Les vaches maigres sont de retour. Le Conseil supérieur des finances prévoit un déficit de l’ordre de 3,5% du produit intérieur brut en 2009 et de 4% en 2010. Pour tenter de ramener les finances publiques à l’équilibre, il a élaboré deux scénarios. Tous deux seront douloureux.

Entre 1993 et 1998, la Belgique avait déjà dû se serrer la ceinture en raison de ses dérapages budgétaires. Dix ans plus tard, c’est reparti pour un tour. Les scénarios dressés par le rapport du Conseil supérieur des finances, dont nous avons obtenu l’intégralité, donnent la mesure de l’effort à fournir, consécutif à la douloureuse crise économique que notre pays traverse.

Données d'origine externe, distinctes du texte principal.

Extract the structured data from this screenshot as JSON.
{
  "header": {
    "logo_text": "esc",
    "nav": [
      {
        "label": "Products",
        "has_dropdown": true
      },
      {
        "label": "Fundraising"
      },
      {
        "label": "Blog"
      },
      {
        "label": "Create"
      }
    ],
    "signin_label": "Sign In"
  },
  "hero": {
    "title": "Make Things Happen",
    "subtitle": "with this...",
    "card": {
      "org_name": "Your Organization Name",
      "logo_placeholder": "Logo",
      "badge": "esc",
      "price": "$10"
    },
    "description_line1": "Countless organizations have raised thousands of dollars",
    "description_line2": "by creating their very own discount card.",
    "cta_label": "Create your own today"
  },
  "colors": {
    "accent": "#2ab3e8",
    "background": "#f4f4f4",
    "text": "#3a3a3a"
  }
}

Le Conseil supérieur des finances prévoit un déficit de l’ordre de 3,5 % du Produit intérieur brut en 2009. Et de 4 % en 2010. Conséquence ? Deux scénarios sont envisagés pour remettre de l’ordre dans les finances publiques. Le premier vise à retrouver l’équilibre en 2013 ou, au plus tard, en 2015. Un remède de cheval, qui impliquerait notamment une baisse des dépenses publiques de 4,2 % par an. Quasiment impossible.

Le second scénario met le cap sur un équilibre retrouvé en 2019. Avantage : cela permet… de prendre le temps. Inconvénient : le coût du redressement serait plus élevé. Si les secousses sociales seraient moins fortes, il est difficile d’imaginer un tel scénario sans une hausse de la fiscalité. Politiquement explosive.